USD’s New Director of the Trans-Border Institute Does What It Takes To Bring Neighboring Countries Together.
Everard “Ev” Meade, the University of San Diego’s new Trans-Border Institute (TBI) director, is forging fresh paths along the borders of the United States, Mexico and Central America.
Meade studied history at the University of Chicago, under Mexican anthropologist Claudio Lomnitz and renowned historian Friedrich Katz — known for his book, The Life and Times of Pancho Villa. He then worked for lawyer and activist, Susan Gzesch, in the years following the U.S. immigration reform of 1996.
It fueled what has become his life’s work.
The histories of the United States and Mexico have forever been intertwined. As a historian and scholar, there are endless possibilities for study. However, under Meade’s leadership, the Trans-Border Institute will concentrate on five areas — all of which are tied to the university’s mission as a Catholic institution and the work being done by the Joan B. Kroc School of Peace Studies, where TBI is housed.
The institute will focus on: documenting experiences of refugees who flee violence; advocating human rights; defending freedom of expression and access to information; developing curricula for peace and justice; and exploring trans-border practices of the death penalty.
“There are many varied, complicated and overlapping reasons, why people choose to move away from their countries,” Meade tells Giving Back Magazine. “The Trans-Border Institute will be telling those stories in many different ways.”
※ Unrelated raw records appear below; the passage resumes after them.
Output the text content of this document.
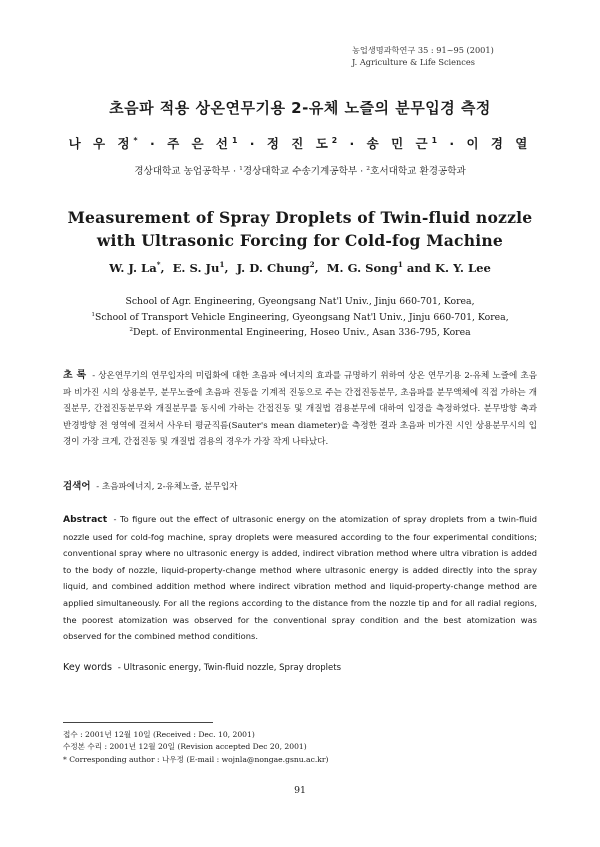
농업생명과학연구 35 : 91~95 (2001)
J. Agriculture & Life Sciences
초음파 적용 상온연무기용 2-유체 노즐의 분무입경 측정
나 우 정* · 주 은 선$^1$ · 정 진 도$^2$ · 송 민 근$^1$ · 이 경 열
경상대학교 농업공학부 · $^1$경상대학교 수송기계공학부 · $^2$호서대학교 환경공학과
Measurement of Spray Droplets of Twin-fluid nozzle
with Ultrasonic Forcing for Cold-fog Machine
W. J. La*,  E. S. Ju$^1$,  J. D. Chung$^2$,  M. G. Song$^1$ and K. Y. Lee
School of Agr. Engineering, Gyeongsang Nat'l Univ., Jinju 660-701, Korea,
$^1$School of Transport Vehicle Engineering, Gyeongsang Nat'l Univ., Jinju 660-701, Korea,
$^2$Dept. of Environmental Engineering, Hoseo Univ., Asan 336-795, Korea
초 록 - 상온연무기의 연무입자의 미립화에 대한 초음파 에너지의 효과를 규명하기 위하여 상온 연무기용 2-유체 노즐에 초음파 비가진 시의 상용분무, 분무노즐에 초음파 진동을 기계적 진동으로 주는 간접진동분무, 초음파를 분무액체에 직접 가하는 개질분무, 간접진동분무와 개질분무를 동시에 가하는 간접진동 및 개질법 겸용분무에 대하여 입경을 측정하였다. 분무방향 축과 반경방향 전 영역에 걸쳐서 사우터 평균직름(Sauter's mean diameter)을 측정한 결과 초음파 비가진 시인 상용분무시의 입경이 가장 크게, 간접진동 및 개질법 겸용의 경우가 가장 작게 나타났다.
검색어 - 초음파에너지, 2-유체노즐, 분무입자
Abstract - To figure out the effect of ultrasonic energy on the atomization of spray droplets from a twin-fluid nozzle used for cold-fog machine, spray droplets were measured according to the four experimental conditions; conventional spray where no ultrasonic energy is added, indirect vibration method where ultra vibration is added to the body of nozzle, liquid-property-change method where ultrasonic energy is added directly into the spray liquid, and combined addition method where indirect vibration method and liquid-property-change method are applied simultaneously. For all the regions according to the distance from the nozzle tip and for all radial regions, the poorest atomization was observed for the conventional spray condition and the best atomization was observed for the combined method conditions.
Key words - Ultrasonic energy, Twin-fluid nozzle, Spray droplets
접수 : 2001년 12월 10일 (Received : Dec. 10, 2001)
수정본 수리 : 2001년 12월 20일 (Revision accepted Dec 20, 2001)
* Corresponding author : 나우정 (E-mail : wojnla@nongae.gsnu.ac.kr)
91
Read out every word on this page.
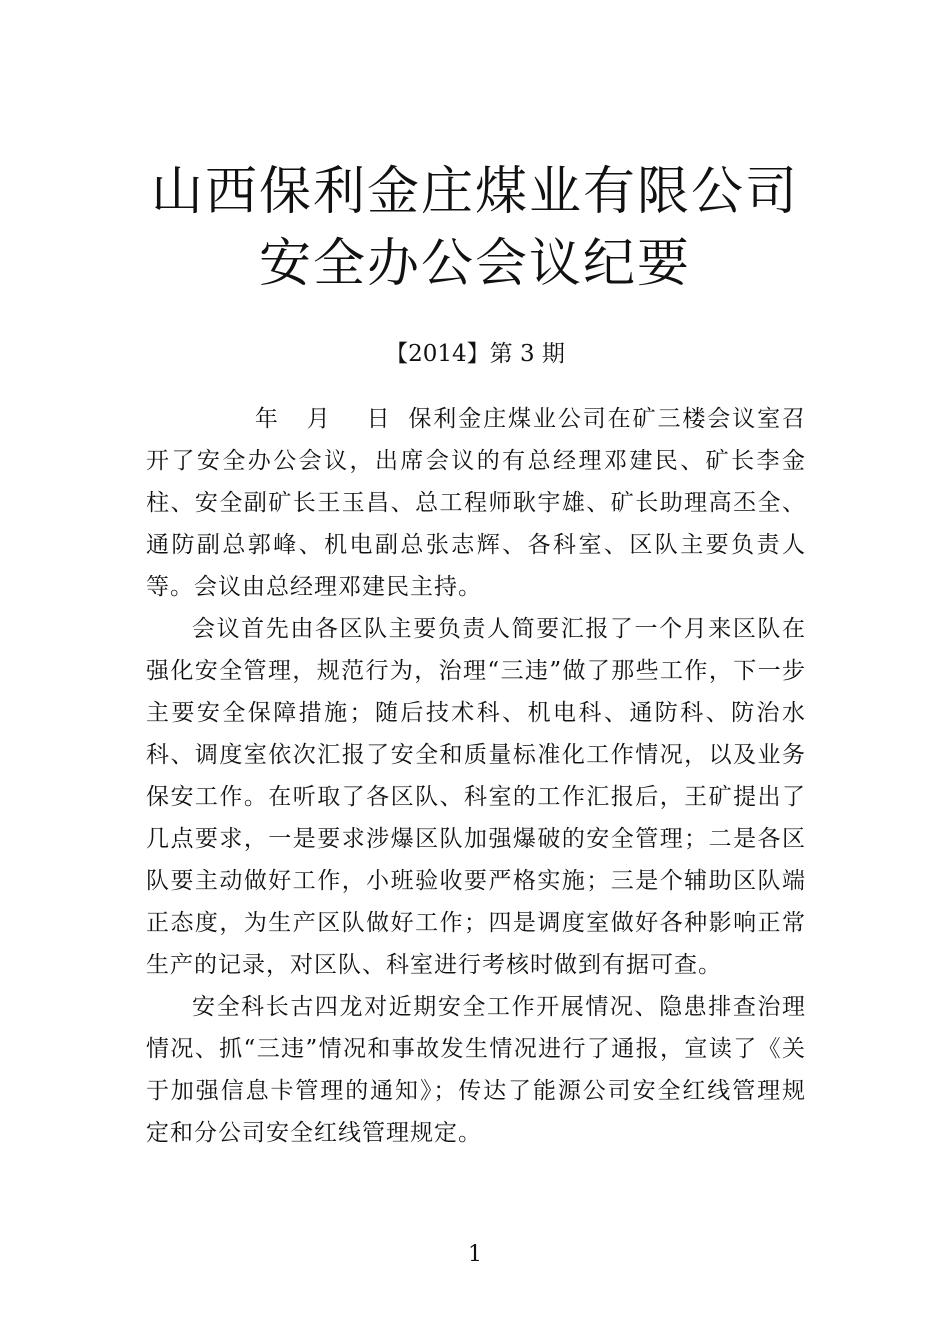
山西保利金庄煤业有限公司
安全办公会议纪要
【2014】第 3 期

年 月 日 保利金庄煤业公司在矿三楼会议室召开了安全办公会议，出席会议的有总经理邓建民、矿长李金柱、安全副矿长王玉昌、总工程师耿宇雄、矿长助理高丕全、通防副总郭峰、机电副总张志辉、各科室、区队主要负责人等。会议由总经理邓建民主持。

会议首先由各区队主要负责人简要汇报了一个月来区队在强化安全管理，规范行为，治理“三违”做了那些工作，下一步主要安全保障措施；随后技术科、机电科、通防科、防治水科、调度室依次汇报了安全和质量标准化工作情况，以及业务保安工作。在听取了各区队、科室的工作汇报后，王矿提出了几点要求，一是要求涉爆区队加强爆破的安全管理；二是各区队要主动做好工作，小班验收要严格实施；三是个辅助区队端正态度，为生产区队做好工作；四是调度室做好各种影响正常生产的记录，对区队、科室进行考核时做到有据可查。

安全科长古四龙对近期安全工作开展情况、隐患排查治理情况、抓“三违”情况和事故发生情况进行了通报，宣读了《关于加强信息卡管理的通知》；传达了能源公司安全红线管理规定和分公司安全红线管理规定。

1
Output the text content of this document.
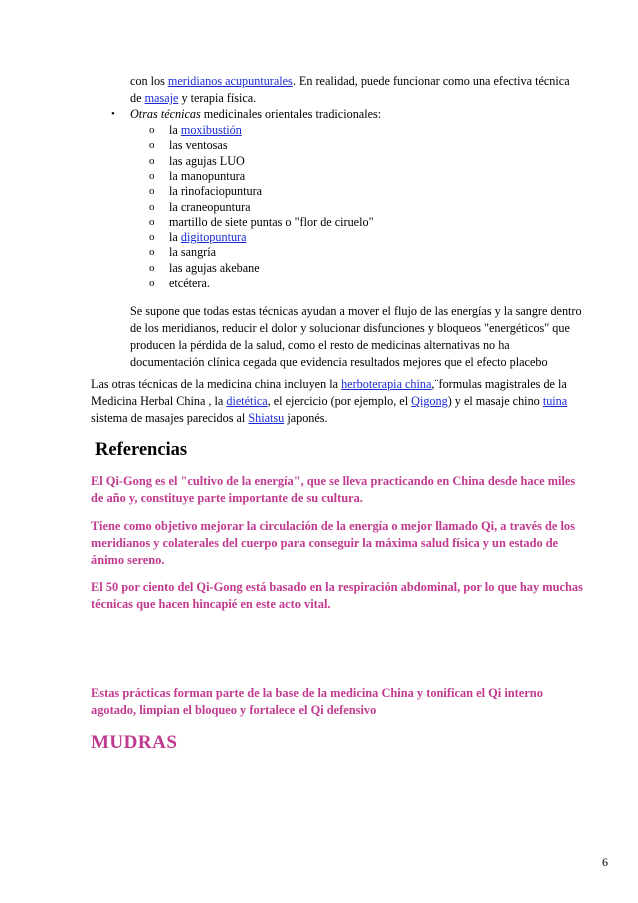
con los meridianos acupunturales. En realidad, puede funcionar como una efectiva técnica
de masaje y terapia física.
• Otras técnicas medicinales orientales tradicionales:
o la moxibustión
o las ventosas
o las agujas LUO
o la manopuntura
o la rinofaciopuntura
o la craneopuntura
o martillo de siete puntas o "flor de ciruelo"
o la digitopuntura
o la sangría
o las agujas akebane
o etcétera.
Se supone que todas estas técnicas ayudan a mover el flujo de las energías y la sangre dentro
de los meridianos, reducir el dolor y solucionar disfunciones y bloqueos "energéticos" que
producen la pérdida de la salud, como el resto de medicinas alternativas no ha
documentación clínica cegada que evidencia resultados mejores que el efecto placebo
Las otras técnicas de la medicina china incluyen la herboterapia china,¨formulas magistrales de la
Medicina Herbal China , la dietética, el ejercicio (por ejemplo, el Qigong) y el masaje chino tuina
sistema de masajes parecidos al Shiatsu japonés.
Referencias
El Qi-Gong es el "cultivo de la energía", que se lleva practicando en China desde hace miles
de año y, constituye parte importante de su cultura.
Tiene como objetivo mejorar la circulación de la energía o mejor llamado Qi, a través de los
meridianos y colaterales del cuerpo para conseguir la máxima salud física y un estado de
ánimo sereno.
El 50 por ciento del Qi-Gong está basado en la respiración abdominal, por lo que hay muchas
técnicas que hacen hincapié en este acto vital.
Estas prácticas forman parte de la base de la medicina China y tonifican el Qi interno
agotado, limpian el bloqueo y fortalece el Qi defensivo
MUDRAS
6
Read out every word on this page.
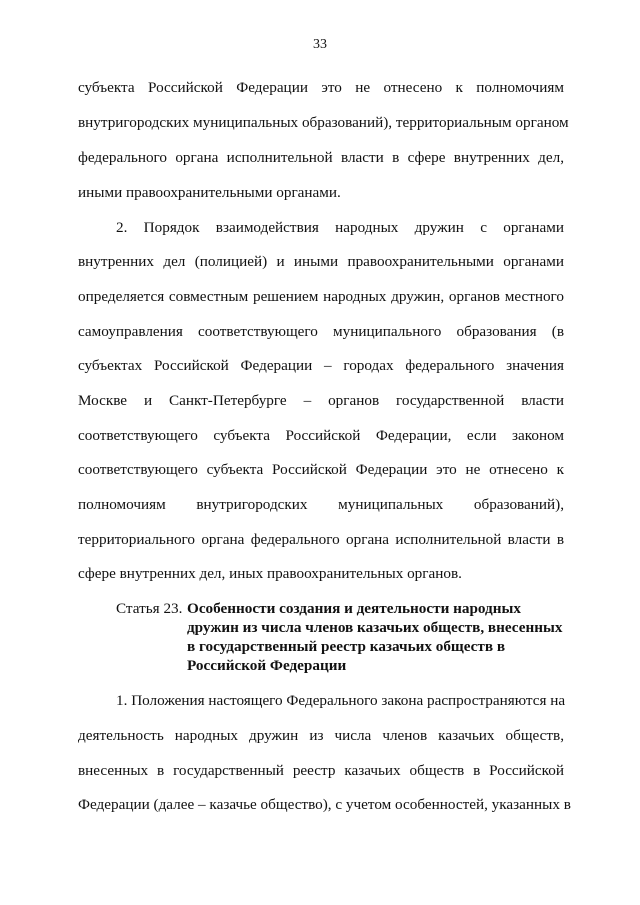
33
субъекта Российской Федерации это не отнесено к полномочиям
внутригородских муниципальных образований), территориальным органом
федерального органа исполнительной власти в сфере внутренних дел,
иными правоохранительными органами.
2. Порядок взаимодействия народных дружин с органами
внутренних дел (полицией) и иными правоохранительными органами
определяется совместным решением народных дружин, органов местного
самоуправления соответствующего муниципального образования (в
субъектах Российской Федерации – городах федерального значения
Москве и Санкт-Петербурге – органов государственной власти
соответствующего субъекта Российской Федерации, если законом
соответствующего субъекта Российской Федерации это не отнесено к
полномочиям внутригородских муниципальных образований),
территориального органа федерального органа исполнительной власти в
сфере внутренних дел, иных правоохранительных органов.
Статья 23. Особенности создания и деятельности народных
дружин из числа членов казачьих обществ, внесенных
в государственный реестр казачьих обществ в
Российской Федерации
1. Положения настоящего Федерального закона распространяются на
деятельность народных дружин из числа членов казачьих обществ,
внесенных в государственный реестр казачьих обществ в Российской
Федерации (далее – казачье общество), с учетом особенностей, указанных в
He and his students will tell the stories of immigrants’ experiences, by conducting field interviews and surveys that offer on-the-ground perspectives, hosting film series, convening public forums and conferences that bring together key stakeholders, conducting research and making the research of others accessible — by having publications, news stories and other documents translated to English.
“The essence of all my work, including the most obscure corners of my historical research, is promoting peace and justice,” Meade says. “At TBI, I’ve found a place where I can give full voice to this effort.”